SINGAPORE - Predictive computer modelling developed by scientists from Nanyang Technological University (NTU) can propose strategies that could have reduced Covid-19 infections and deaths by 59 per cent to 89 per cent in countries studied.
The model takes just a few minutes to produce results, once data has been fed in. It was tested on real pandemic data from four large Asian countries for the whole of 2020.
The model requires at least three days of historical data before predictions can be made. If more historical data is available, the model can be more accurate.
Data is obtained from four open sources: Johns Hopkins University, environmental data collected from the world air quality index project, the Oxford Covid-19 Government Response Tracker, and movement data from the Google Community Mobility Reports.
If more country-specific data is fed into the model, a more accurate prediction will be obtained.
The modelling application, called NSGA-II, can run on a personal computer and alert governments on possible surges in Covid-19 infections and deaths, giving them time to implement the necessary measures.
From the data, the model could have helped reduce the number of infections and deaths by up to 76 per cent in Japan, 65 per cent in South Korea, 59 per cent in Pakistan, and 89 per cent in Nepal, the NTU scientists say. Across the four countries, this works out to an average of 72 per cent.
The model has not been used to predict Singapore's Covid-19 numbers because it will not be as accurate as it is for larger, less densely populated countries with more confirmed Covid-19 cases and deaths.

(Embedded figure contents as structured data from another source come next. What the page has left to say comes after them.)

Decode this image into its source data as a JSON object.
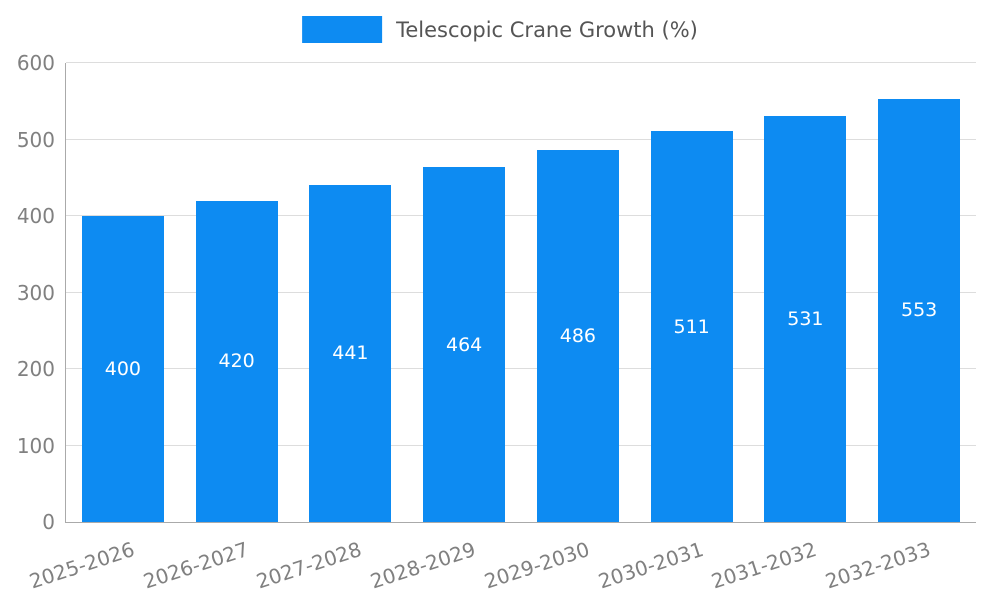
{
  "legend": {
    "label": "Telescopic Crane Growth (%)"
  },
  "colors": {
    "bar": "#0d8bf2",
    "grid": "#dddddd",
    "axis": "#aaaaaa",
    "tick_text": "#808080",
    "value_text": "#ffffff"
  },
  "chart_data": {
    "type": "bar",
    "title": "Telescopic Crane Growth (%)",
    "categories": [
      "2025-2026",
      "2026-2027",
      "2027-2028",
      "2028-2029",
      "2029-2030",
      "2030-2031",
      "2031-2032",
      "2032-2033"
    ],
    "values": [
      400,
      420,
      441,
      464,
      486,
      511,
      531,
      553
    ],
    "xlabel": "",
    "ylabel": "",
    "ylim": [
      0,
      600
    ],
    "ytick_step": 100,
    "grid": true,
    "legend_position": "top-center",
    "value_labels": "inside-center"
  }
}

But the team is working with local agencies such as the National Centre for Infectious Diseases to incorporate more data that is not publicly available for future enhancements of the tool.
The model recommended timely and country-specific advice on the optimal application and duration of Covid-19 interventions, such as home quarantines, social distancing measures, and personal protective measures, that would help to soften the impact of the pandemic.
Governments would also be able to test the outcome of a strategy before it is implemented.
The model was able to predict the daily increases of confirmed cases and deaths with an accuracy of 95 per cent, when compared with the number of actual cases.
To harness the power of machine learning, large amounts of global data on Covid-19 deaths and infections last year were used, allowing the model to learn the dynamics of the pandemic.
The research was reported in peer-reviewed scientific journal Sustainable Cities And Society in August.
Assistant Professor Zhang Limao from NTU's School of Civil and Environmental Engineering, who led the study, said: "The main goal of our study is to aid health authorities to make data-driven decisions... there is no one-size-fits-all solution, and we hope our comprehensive program would be able to help governments tailor the solutions at an early stage to best fit their country's needs at different stages of the pandemic."
The study's co-author, Professor May O. Lwin, chair of NTU's Wee Kim Wee School of Communication and Information, said that Japan and South Korea were selected as these countries were two of the earliest to take measures to control the pandemic.
"We hope the program will be especially useful in relatively less developed countries, as they face greater challenges on medical and economic fronts," she added.
Some of the less developed countries may not have sufficient or real-time data feed capabilities and were often caught by surprise by the steep increase in cases and deaths, Prof Lwin said. The model will allow predictions one to two weeks ahead.
The team plans to introduce more variables, such as vaccination, economic status and cultural differences, into the model to further improve its accuracy. The scientists are seeking to validate its efficacy by including data from countries in Europe and North America, providing insights into Covid-19 evolution across different geographies.
The team hopes the model can be part of future pandemic preparedness tools to be used against potential disease threats.